I couldn’t stop the tears as they streamed down my face. When you are devoid of hope physically to the point where death becomes the better option, that is when you really feel the unbearably crushing weight of hopelessness. But it’s another thing entirely to add physically, to that list. It’s one thing to come to the end of yourself mentally, emotionally, and even spiritually.
It was in that moment that I reached my limit and became devoid of any and all hope.
#Faith evans you abandoned me how to
No one would listen to me long enough or try to understand my Spanglish closely enough to realize I desperately needed help, and I knew how to do it! But the language barrier, lack of knowledge, and my body literally being physically incapable of putting up any kind of a struggle, left me entirely helpless.Īnd so here I was, in this hard plastic chair, told to sit here and wait, for who knows how long, for a chest x-ray. I know the limits, and I had reached mine.Īnd I was in a place where they had all the resources to at least do something to help me, at the very least give me fluids and nausea medication, and I received nothing.

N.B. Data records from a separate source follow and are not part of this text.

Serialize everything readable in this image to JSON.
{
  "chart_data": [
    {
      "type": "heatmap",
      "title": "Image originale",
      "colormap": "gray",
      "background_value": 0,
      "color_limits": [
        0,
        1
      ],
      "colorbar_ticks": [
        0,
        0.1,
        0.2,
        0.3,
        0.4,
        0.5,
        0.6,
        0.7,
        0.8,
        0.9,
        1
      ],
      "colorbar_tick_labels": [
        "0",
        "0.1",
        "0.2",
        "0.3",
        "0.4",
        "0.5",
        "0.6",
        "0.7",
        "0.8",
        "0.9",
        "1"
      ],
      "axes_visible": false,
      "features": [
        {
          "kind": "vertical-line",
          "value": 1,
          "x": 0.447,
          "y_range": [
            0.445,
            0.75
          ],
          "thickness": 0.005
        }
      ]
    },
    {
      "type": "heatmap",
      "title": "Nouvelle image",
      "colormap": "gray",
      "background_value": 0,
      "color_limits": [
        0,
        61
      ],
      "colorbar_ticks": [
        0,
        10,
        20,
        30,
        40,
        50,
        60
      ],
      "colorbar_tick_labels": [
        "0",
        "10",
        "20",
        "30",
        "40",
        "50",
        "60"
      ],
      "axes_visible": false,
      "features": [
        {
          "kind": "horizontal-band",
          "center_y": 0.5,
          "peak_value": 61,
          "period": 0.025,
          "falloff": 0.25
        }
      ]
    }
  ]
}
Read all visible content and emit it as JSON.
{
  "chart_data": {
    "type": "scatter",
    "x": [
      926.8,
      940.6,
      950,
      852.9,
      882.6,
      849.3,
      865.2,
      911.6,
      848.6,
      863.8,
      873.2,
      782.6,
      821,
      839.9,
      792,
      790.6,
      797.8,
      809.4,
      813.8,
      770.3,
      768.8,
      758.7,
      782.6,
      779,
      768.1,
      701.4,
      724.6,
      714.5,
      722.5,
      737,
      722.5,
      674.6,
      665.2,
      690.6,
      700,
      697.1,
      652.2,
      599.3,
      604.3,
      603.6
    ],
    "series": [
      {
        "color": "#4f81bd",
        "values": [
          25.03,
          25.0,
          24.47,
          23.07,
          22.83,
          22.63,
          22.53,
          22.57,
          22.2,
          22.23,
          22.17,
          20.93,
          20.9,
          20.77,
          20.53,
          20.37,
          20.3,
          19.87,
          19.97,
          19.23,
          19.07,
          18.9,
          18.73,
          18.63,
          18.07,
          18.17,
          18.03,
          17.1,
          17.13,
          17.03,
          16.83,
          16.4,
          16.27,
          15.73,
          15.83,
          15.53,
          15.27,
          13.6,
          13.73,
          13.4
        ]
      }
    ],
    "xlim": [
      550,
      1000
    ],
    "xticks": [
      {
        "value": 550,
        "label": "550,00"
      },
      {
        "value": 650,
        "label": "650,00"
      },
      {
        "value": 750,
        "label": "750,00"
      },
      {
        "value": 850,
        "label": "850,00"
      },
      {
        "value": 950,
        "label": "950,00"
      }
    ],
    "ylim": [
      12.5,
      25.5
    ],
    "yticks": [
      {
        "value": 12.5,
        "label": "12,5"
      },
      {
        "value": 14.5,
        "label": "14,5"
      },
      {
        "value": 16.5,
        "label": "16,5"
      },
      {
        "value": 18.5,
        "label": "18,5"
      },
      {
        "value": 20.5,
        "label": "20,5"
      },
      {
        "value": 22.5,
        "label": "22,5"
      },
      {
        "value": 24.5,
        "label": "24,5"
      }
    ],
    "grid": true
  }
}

I know the human body very well, but even more than that I know my own body very well. I am an ICU nurse and a Cystic Fibrosis patient. After seeing a local physician, going to a different hospital the night before, and no one doing anything for me, this was my Hail Mary. But there was no place for that here and that was all I had been doing the past three days- lying down, knees to my chest, trying not to move- hoping and praying for the nausea and insane fatigue to release my helpless body. I had absolutely zero energy left to even be vertical. And if that wasn’t enough, my entire body just wanted to quit. My lungs were all but finished with the constant cough and mucus that plagued me just by simply breathing. The equally as constant diarrhea I had had for the past five days was apparently competing for first place, as my stomach roared uncontrollably. The constant nausea that I had had for the past three days was unrelenting. It was difficult to find the strength to be in an upright position, let alone standing and walking through the maze of this chaos they called an emergency room. Apparently the hospital didn’t believe in giving sick patients their own IV pole and insisted I carry my own IV bag around as they drug me along throughout the hallways- pointing and gesturing and sometimes yelling because I didn’t speak their language and couldn’t understand what they wanted me to do. With silent tears streaming down my face as I held my purse and sweatshirt in one arm with my other arm helplessly dangling from my side with an IV precariously placed in the exact spot that made bending my arm impossible, as I also tried to juggle holding my own IV bag in the crevice of that arm. No one seemed to care that I was on the verge of having a hysterical breakdown right there in the middle of the hospital. I felt chained to this hard plastic chair in a loud, cold hospital hallway in Spain. I tried desperately to control my breathing- as this was the only thing that I had any control over- and that was trying to escape me also as my body began to hyperventilate.
The end of myself-mentally, emotionally, spiritually, and physically. Until finally after two doctors visits and two different hospitals and emergency rooms, I found myself at my limit. As I flew out of that war-torn country, it was as if the spirit of death that hovers over the land grabbed whatever it could and clung onto me and slowly began to tighten its grip around my neck as I landed back in Spain. It had only been a week and a half ago while I was still in Iraq, when I began to feel this unfamiliar sickness creep in.